Por supuesto, no me he deshecho del ejemplar. «Mil maneras de usar una pajita» es un libro que considero de cabecera, de la más absoluta necesidad. Son incontables las veces que he echado mano de los conocimientos de incalculable valor que ofrece.
Recuerdo, sin ir más lejos, aquella vez en la que durante mis meditaciones vespertinas me encontraba en un plano astral especialmente puñetero. Me perseguían los piratas pequeñiscos, una rara variedad de piratas diminutos que emplean cáscaras de nuez como embarcaciones.
Sí, yo era más grande, pero no por ello más rápido. Y nadar con esta elegante túnica se hace la mar (e incluso el océano) de dificultoso. Notaba calambres en mis posaderas y nanométricas balas de cañón en mi cogote. ¿Alguna vez te han bombardeado a escala cuasimolecular? Créeme. Es más que molesto.
Es mejor a veces una bala de tamaño, sin que los pequeñiscos se ofendan, «normal». Sí, te mueres. Morirse es ciertamente muy incómodo, pero no tanto como el insoportable picor que producen esas balitas.
En definitiva, las fuerzas me abandonaban. El agua empezaba a encharcar mis pulmones y mi trasero era un lastre que ansiaba arrastrarme a las profundidades marinas. Vamos, que me iba a ahogar de forma inminente. Entonces recordé que antes de entrar en aquel plano de la realidad me había tomado una refrescante piña colada con su correspondiente pajita. Y verás, ¡Jamás tiro una pajita! Siempre la conservo. Ningún lector serio de «Mil maneras de usar una pajita» se desprendería de un
objeto tan sumamente valioso.
El problema era que, en ese instante, con el estrés que implica el ahogarse y el acoso de los pequeñiscos, tan sólo recordaba 758 formas de usar una pajita. Sin embargo, con mi astucia al servicio completo de mi supervivencia, concluí que al menos tres de las mil formas de usar una pajita podrían serme de utilidad.

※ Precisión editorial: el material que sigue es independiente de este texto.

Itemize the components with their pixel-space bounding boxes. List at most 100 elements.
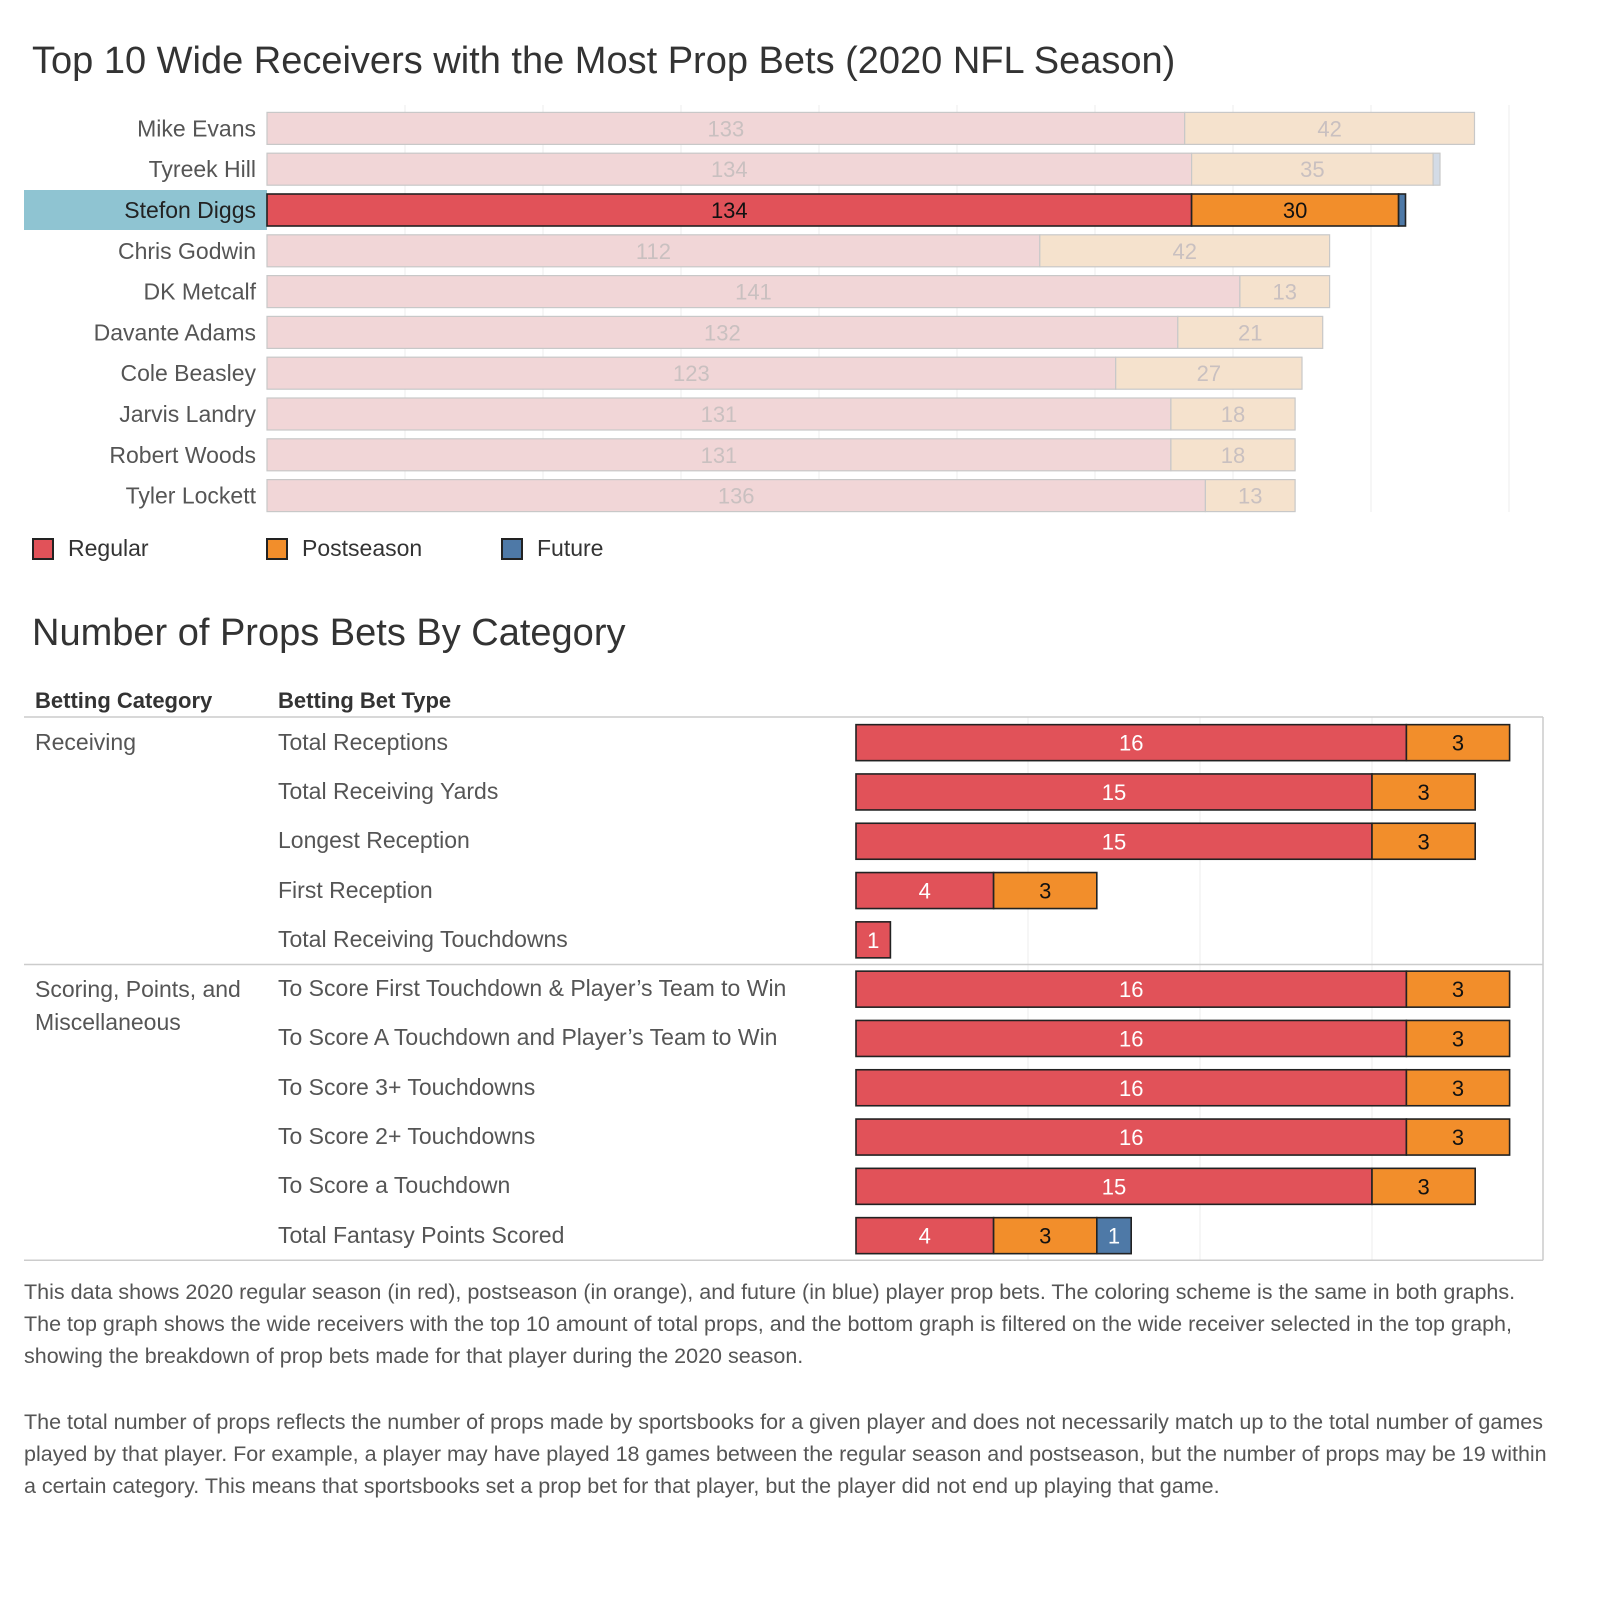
bottom-bar-postseason-to-score-2-touchdowns[interactable] xyxy=(1405,1118,1511,1156)
bottom-bar-label-postseason-to-score-2-touchdowns: 3 xyxy=(1452,1125,1464,1150)
top-bar-future-stefon-diggs[interactable] xyxy=(1397,193,1407,227)
player-label-mike-evans[interactable]: Mike Evans xyxy=(137,115,256,141)
top-bar-label-postseason-tyler-lockett: 13 xyxy=(1238,484,1262,509)
bottom-bar-postseason-to-score-3-touchdowns[interactable] xyxy=(1405,1068,1511,1107)
player-label-cole-beasley[interactable]: Cole Beasley xyxy=(120,360,256,386)
legend-swatch-future xyxy=(501,537,523,560)
bottom-bar-regular-longest-reception[interactable] xyxy=(855,822,1373,861)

Apliqué la utilidad 645. Agarré presto mi fiel pajita y me la llevé a los labios a la par que me sumergía por completo. Gracias a ello, me acababa de convertir en el primer submarino humanoide de la historia. Al menos a ojos de los diminutos piratas, claro está. Como me costaba orientarme y recordando el uso 397, empleé la pajita como periscopio y vi claramente cómo se quedaban atrás refunfuñando y confundidos por mi astucia. Ahora alcanzarme era imposible para ellos. O al menos eso pensaba.
Lejos de amedrentarse, vi como esos malandrines empezaban a lanzar arpones con cuerdas al borde exterior de la pajita. ¡Estaban iniciando un abordaje a mí único medio de respiración! En sus bracitos portaban cubos llenos de pez con lo que harían colapsar la pajita de un momento a otro… ¡La situación era crítica! Pero aún me quedaba un as en la manga de la túnica … ¡El uso 536 de la pajita!
Raudo la sumergí de nuevo, evitando así un abordaje que podría haber resultado fatal, y tomé a través de ella toda el agua que pude acumular en mis carrillos. Seguidamente emergí de la profundidad cual ballena jorobada y apunté con el artilugio a la flota de pequeñíscos. Esa visión hubiese amedrentado a
cualquiera, pero son incansablemente bravos y continuaron con su inclemente ataque hacia mi persona. No me dejaron otra opción. Agarré firmemente la pajita y expulsé un fuerte chorro de agua contra una de sus embarcaciones, dejándola totalmente fuera de combate. Pero sabía que no sería escarmiento para esos obstinados liliputienses. Así que acabé con dos docenas de embarcaciones más. Solamente así entendieron que nunca jamás debes enfrentarte a un Custodio. ¡Mucho menos a Paul Wülf! ¡Y así está escrito porque así fue! Claro, em…. Sí, ya veo. Estás ahí de pie. sí, has levantado la mano. Debes querer ir al baño o algo así ¿Qué te acongoja, furtivo viajero?
—Perdone, Señor Wülf.
—Custodio Wülf para ti, incauto viajero mortal.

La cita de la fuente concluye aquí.